Total Control?

More importantly, the sense of musical flow and dynamic coherence grows organically into and informs the presence, dimensionality and extent of the soundstage. There is a natural and indivisible link between the two, just as in life, the sound of an instrument or voice is indivisible from the space within which you hear it. The acoustic space, the instrumental layout and the music itself should all be intimately related. Yet in hi-fi terms, particularly when it comes to high-end digital systems, ‘separation’ too often extends way beyond the purely locational. Rather than informing and adding to the relationship between the instruments, it pulls them and the music apart. The holistic nature of the C1.2’s presentation, its ability to keep everything lock-stepped in time and (as a result) space, is perhaps its most important capability.
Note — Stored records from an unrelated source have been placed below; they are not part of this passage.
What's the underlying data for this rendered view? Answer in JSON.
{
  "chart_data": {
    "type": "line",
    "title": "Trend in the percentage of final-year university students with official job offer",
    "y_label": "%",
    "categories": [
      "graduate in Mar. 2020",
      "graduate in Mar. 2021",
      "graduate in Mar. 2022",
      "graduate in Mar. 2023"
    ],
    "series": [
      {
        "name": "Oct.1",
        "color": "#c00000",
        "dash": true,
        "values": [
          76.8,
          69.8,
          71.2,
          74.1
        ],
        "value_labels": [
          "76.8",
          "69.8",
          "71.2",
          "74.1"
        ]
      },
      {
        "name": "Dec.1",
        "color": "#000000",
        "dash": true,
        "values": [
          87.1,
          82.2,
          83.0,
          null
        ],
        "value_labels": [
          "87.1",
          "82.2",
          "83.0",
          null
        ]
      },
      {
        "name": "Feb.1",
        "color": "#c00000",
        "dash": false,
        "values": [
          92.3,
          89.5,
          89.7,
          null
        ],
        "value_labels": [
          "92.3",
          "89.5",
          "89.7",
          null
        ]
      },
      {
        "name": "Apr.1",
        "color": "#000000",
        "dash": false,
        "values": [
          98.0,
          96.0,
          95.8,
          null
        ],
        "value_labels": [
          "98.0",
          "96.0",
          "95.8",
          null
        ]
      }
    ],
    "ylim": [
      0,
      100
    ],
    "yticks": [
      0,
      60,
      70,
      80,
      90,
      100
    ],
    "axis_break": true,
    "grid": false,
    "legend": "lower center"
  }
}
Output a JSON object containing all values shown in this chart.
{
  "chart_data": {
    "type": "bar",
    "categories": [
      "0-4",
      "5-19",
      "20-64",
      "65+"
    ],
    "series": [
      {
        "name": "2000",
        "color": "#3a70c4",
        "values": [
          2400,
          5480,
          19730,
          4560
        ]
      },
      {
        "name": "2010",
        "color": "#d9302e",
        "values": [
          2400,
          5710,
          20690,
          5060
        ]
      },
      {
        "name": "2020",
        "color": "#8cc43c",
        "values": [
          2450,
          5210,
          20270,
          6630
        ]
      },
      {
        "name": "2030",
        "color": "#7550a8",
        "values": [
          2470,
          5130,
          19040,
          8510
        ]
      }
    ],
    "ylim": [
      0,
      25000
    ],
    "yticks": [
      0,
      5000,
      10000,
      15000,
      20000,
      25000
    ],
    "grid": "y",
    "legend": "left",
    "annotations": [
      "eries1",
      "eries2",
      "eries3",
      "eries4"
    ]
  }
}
The more sense it makes of the performance, the less you have to – and that translates directly into a more relaxed, communicative and enjoyable listening experience, a characteristic that has been remarked on by visitors and commentators alike.
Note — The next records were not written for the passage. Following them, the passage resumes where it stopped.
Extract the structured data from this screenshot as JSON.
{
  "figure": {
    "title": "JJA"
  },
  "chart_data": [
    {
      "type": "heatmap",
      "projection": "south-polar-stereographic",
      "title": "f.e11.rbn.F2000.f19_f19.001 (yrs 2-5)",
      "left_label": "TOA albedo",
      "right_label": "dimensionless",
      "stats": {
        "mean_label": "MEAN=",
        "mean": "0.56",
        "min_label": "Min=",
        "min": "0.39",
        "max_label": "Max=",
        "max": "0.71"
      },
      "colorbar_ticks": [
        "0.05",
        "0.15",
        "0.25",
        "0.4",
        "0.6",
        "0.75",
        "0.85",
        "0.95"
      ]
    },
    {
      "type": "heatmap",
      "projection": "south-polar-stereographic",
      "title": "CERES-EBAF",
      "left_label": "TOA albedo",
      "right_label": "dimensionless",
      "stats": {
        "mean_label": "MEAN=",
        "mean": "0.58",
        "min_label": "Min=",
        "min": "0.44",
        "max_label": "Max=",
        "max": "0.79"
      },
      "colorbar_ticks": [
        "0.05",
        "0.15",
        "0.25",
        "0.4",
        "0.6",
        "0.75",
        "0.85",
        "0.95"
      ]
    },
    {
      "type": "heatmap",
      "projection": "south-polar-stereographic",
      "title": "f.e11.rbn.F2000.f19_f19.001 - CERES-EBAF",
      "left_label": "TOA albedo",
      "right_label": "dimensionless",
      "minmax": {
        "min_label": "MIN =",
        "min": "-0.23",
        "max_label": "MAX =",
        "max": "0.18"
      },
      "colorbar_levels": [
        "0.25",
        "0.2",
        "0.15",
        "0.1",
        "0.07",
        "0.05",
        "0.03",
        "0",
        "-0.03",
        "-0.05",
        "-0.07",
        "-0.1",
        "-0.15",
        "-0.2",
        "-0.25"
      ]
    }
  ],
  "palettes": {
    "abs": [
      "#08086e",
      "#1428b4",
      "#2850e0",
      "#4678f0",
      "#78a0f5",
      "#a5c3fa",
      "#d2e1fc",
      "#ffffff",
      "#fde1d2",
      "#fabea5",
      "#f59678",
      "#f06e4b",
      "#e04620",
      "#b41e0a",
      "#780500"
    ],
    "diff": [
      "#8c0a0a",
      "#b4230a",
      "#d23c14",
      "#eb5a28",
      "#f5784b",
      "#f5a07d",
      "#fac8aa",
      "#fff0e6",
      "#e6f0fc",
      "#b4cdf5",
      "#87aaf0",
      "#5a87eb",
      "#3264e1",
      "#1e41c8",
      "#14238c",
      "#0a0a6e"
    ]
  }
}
So, has my listening experience answered the questions I posed at the beginning of the review? I’ve spent plenty of time describing the sonic differences between the C1.2, the C1 and, in broad-brush terms, other products too. But is the upgrade worthwhile? And if the C1.2 sounds better, why is that? Well, the answer to the first of those questions is simple: the upgrade is substantial and, in high-end terms, almost unbelievably affordable. If you are running a C1 and you don’t upgrade it, you will be selling both yourself and your system short. If you are running a D1, the same applies. You might think that an increased reliance on streamed music would make upgrading your system’s disc transport superfluous: you’d be wrong! The D1.5/C1.2 combination will breathe a whole new lease of life into an existing disc collection, as well as opening up some enticing possibilities when it comes to the latest disc formats and formulations.
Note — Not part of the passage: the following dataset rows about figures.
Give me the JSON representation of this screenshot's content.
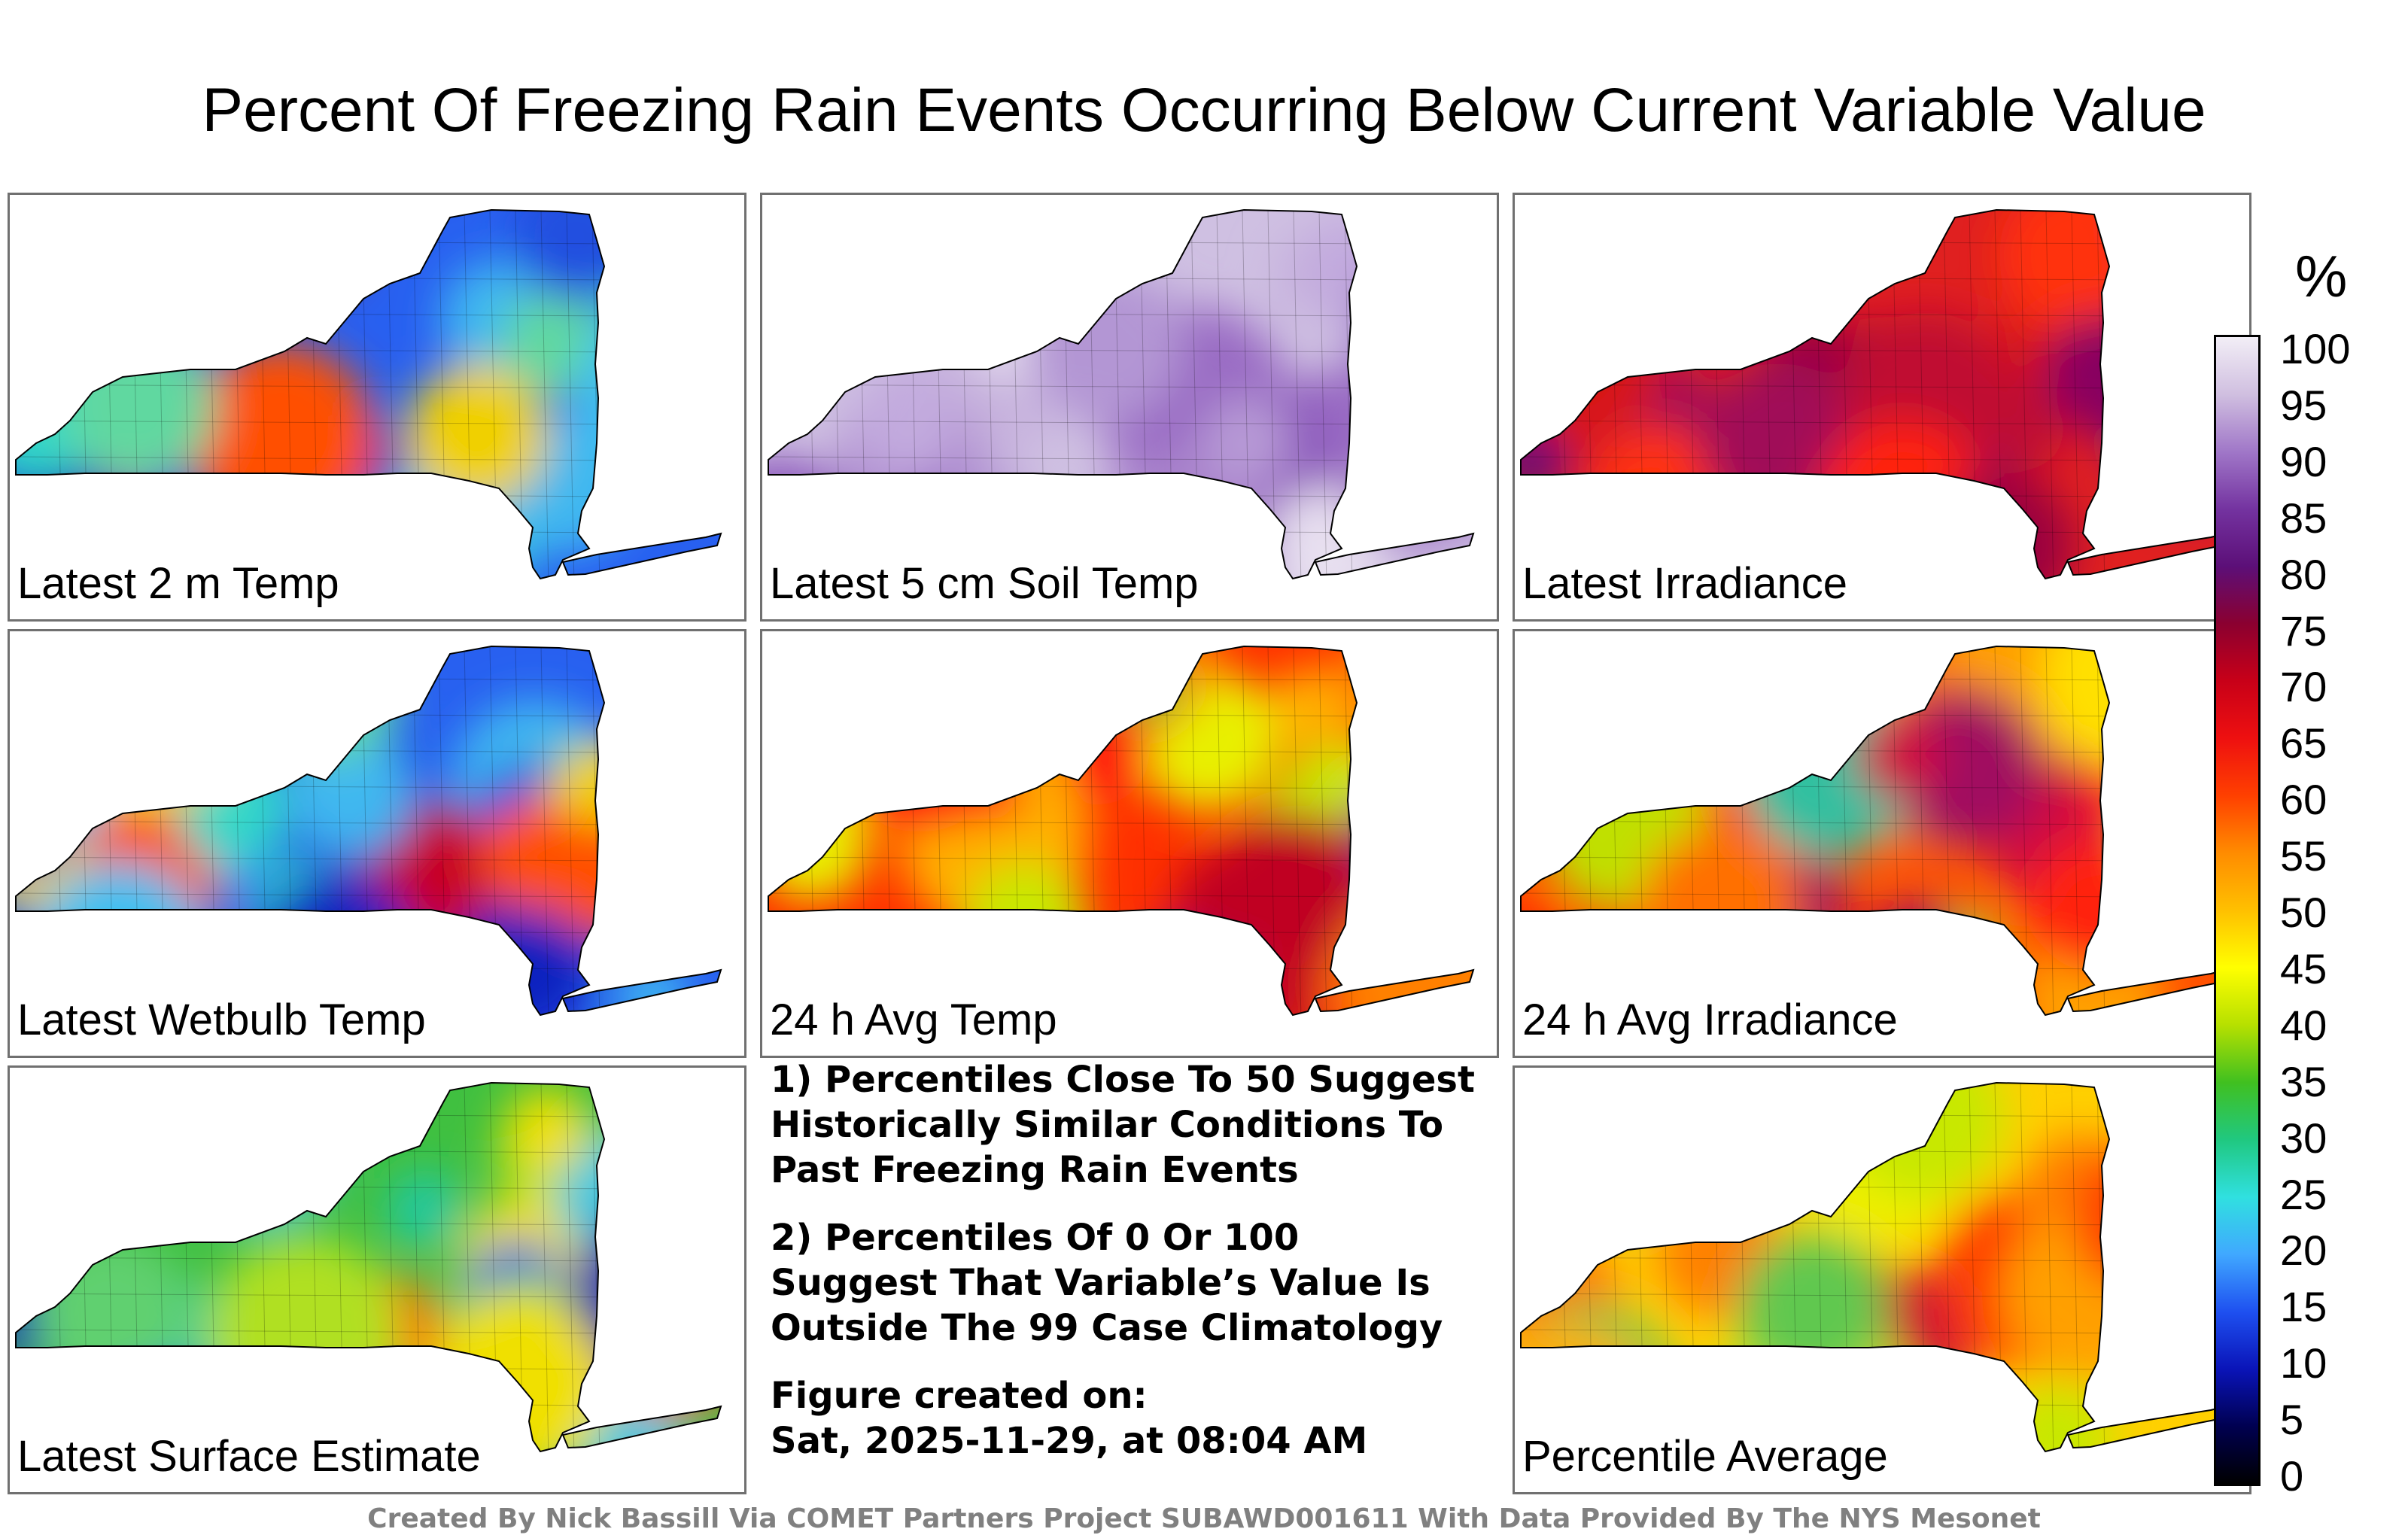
{
  "title": "Percent Of Freezing Rain Events Occurring Below Current Variable Value",
  "colorbar": {
    "unit": "%",
    "ticks": [
      "100",
      "95",
      "90",
      "85",
      "80",
      "75",
      "70",
      "65",
      "60",
      "55",
      "50",
      "45",
      "40",
      "35",
      "30",
      "25",
      "20",
      "15",
      "10",
      "5",
      "0"
    ],
    "colors": [
      "#f2eef6",
      "#d0bfe0",
      "#a077c8",
      "#7433a0",
      "#5c0f78",
      "#8b0030",
      "#c80018",
      "#ee1010",
      "#ff4000",
      "#ff8c00",
      "#ffc000",
      "#ffff00",
      "#b6e000",
      "#40c020",
      "#20c880",
      "#30e0e0",
      "#40a8ff",
      "#1e50f0",
      "#0a14b8",
      "#000050",
      "#000000"
    ]
  },
  "panels": [
    {
      "label": "Latest 2 m Temp",
      "palette": [
        "#2860f0",
        "#40b8f0",
        "#30d8c8",
        "#60d8a0",
        "#2050e0",
        "#0a20c0",
        "#40c0f0",
        "#f0d000",
        "#ff5000",
        "#c80020"
      ]
    },
    {
      "label": "Latest 5 cm Soil Temp",
      "palette": [
        "#cfc0e2",
        "#b79ad6",
        "#c8b4de",
        "#a983cc",
        "#9a6cc4",
        "#b396d4",
        "#8c58bc",
        "#c2aade",
        "#a07ccc",
        "#e8e0f0"
      ]
    },
    {
      "label": "Latest Irradiance",
      "palette": [
        "#e02020",
        "#c01030",
        "#ff2010",
        "#9a0040",
        "#a01058",
        "#70208a",
        "#d81818",
        "#58107a",
        "#880060",
        "#ff3010"
      ]
    },
    {
      "label": "Latest Wetbulb Temp",
      "palette": [
        "#2860f0",
        "#40b8f0",
        "#30d8c8",
        "#60d8a0",
        "#2050e0",
        "#0a20c0",
        "#40c0f0",
        "#f0d000",
        "#ff5000",
        "#c80020"
      ]
    },
    {
      "label": "24 h Avg Temp",
      "palette": [
        "#ff3000",
        "#ffb000",
        "#ffe000",
        "#e8f000",
        "#60c030",
        "#ff8000",
        "#ff1010",
        "#c8e800",
        "#c00020",
        "#7a1890"
      ]
    },
    {
      "label": "24 h Avg Irradiance",
      "palette": [
        "#ff5000",
        "#ffa000",
        "#ff2010",
        "#ffe000",
        "#c0e000",
        "#30c0a0",
        "#ff7000",
        "#d01040",
        "#a01060",
        "#ff3000"
      ]
    },
    {
      "label": "Latest Surface Estimate",
      "palette": [
        "#40c040",
        "#60d070",
        "#20c8a0",
        "#90e040",
        "#2060e0",
        "#0a20b0",
        "#40c8e0",
        "#f0e000",
        "#ff6000",
        "#b0e020"
      ]
    },
    {
      "label": "Percentile Average",
      "palette": [
        "#ffd000",
        "#ffb000",
        "#ffe800",
        "#f0f000",
        "#ff8000",
        "#c8e800",
        "#60c850",
        "#ff4000",
        "#d01030",
        "#ffa000"
      ]
    }
  ],
  "notes": {
    "note1": "1) Percentiles Close To 50 Suggest Historically Similar Conditions To Past Freezing Rain Events",
    "note2": "2) Percentiles Of 0 Or 100 Suggest That Variable’s Value Is Outside The 99 Case Climatology",
    "created_label": "Figure created on:",
    "created_time": "Sat, 2025-11-29, at 08:04 AM"
  },
  "credit": "Created By Nick Bassill Via COMET Partners Project SUBAWD001611 With Data Provided By The NYS Mesonet"
}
As to the why, the conclusions are unsurprising. It’s not exactly news that improving clock accuracy and power supply quality, both resulting in a significant drop in noise floor, is going to be “a good thing”. Meanwhile, when it comes to decoding, the C1.2 demonstrates that it’s processing where the action is. What is perhaps surprising is the emphatic nature of that demonstration. Place this experience alongside others, such as living with the Kondo filter-less DAC (amongst others) and it suggests that it’s not just a question of whether to process or not, but that no processing may well be musically preferable to poor-processing – which rather undermines the numbers-based marketing efforts of so many digital manufacturers. It also suggests why so many of those products are so musically inarticulate and unrewarding.

Rare as white truffles…

The number of digital components with which I can co-exist and which can co-exist with my record collection and musical demands is woefully small – the list of manufacturers barely even filling the fingers of one hand – but CH Precision numbers amongst them. At one extreme you have the Wadax Reference components. At the other, two French companies, Neodio and EERA. But straddling that broad middle ground is the CH family, starting where EERA finish and ultimately stretching almost as far as the all but unaffordable Wadax. The nature of the CH products means that they can be configured or expanded in a whole range of different ways – but at the very heart of the CH digital eco-system sits the C1.2 DAC and its partnering player, the D1.5. Above all, I demand a system that makes sense of the recorded performance: one that identifies, puts together and articulates all the moving parts to create a single, coherent, musical whole. Clarity and organisation might not sound sonically sexy, but they are key to both great music making and what makes the C1.2 so special – as well as being precisely what so many high-end digital systems struggle with. The CH Precision digital components might look almost identical to their predecessors, but underneath (and in action) it’s a whole new ball game.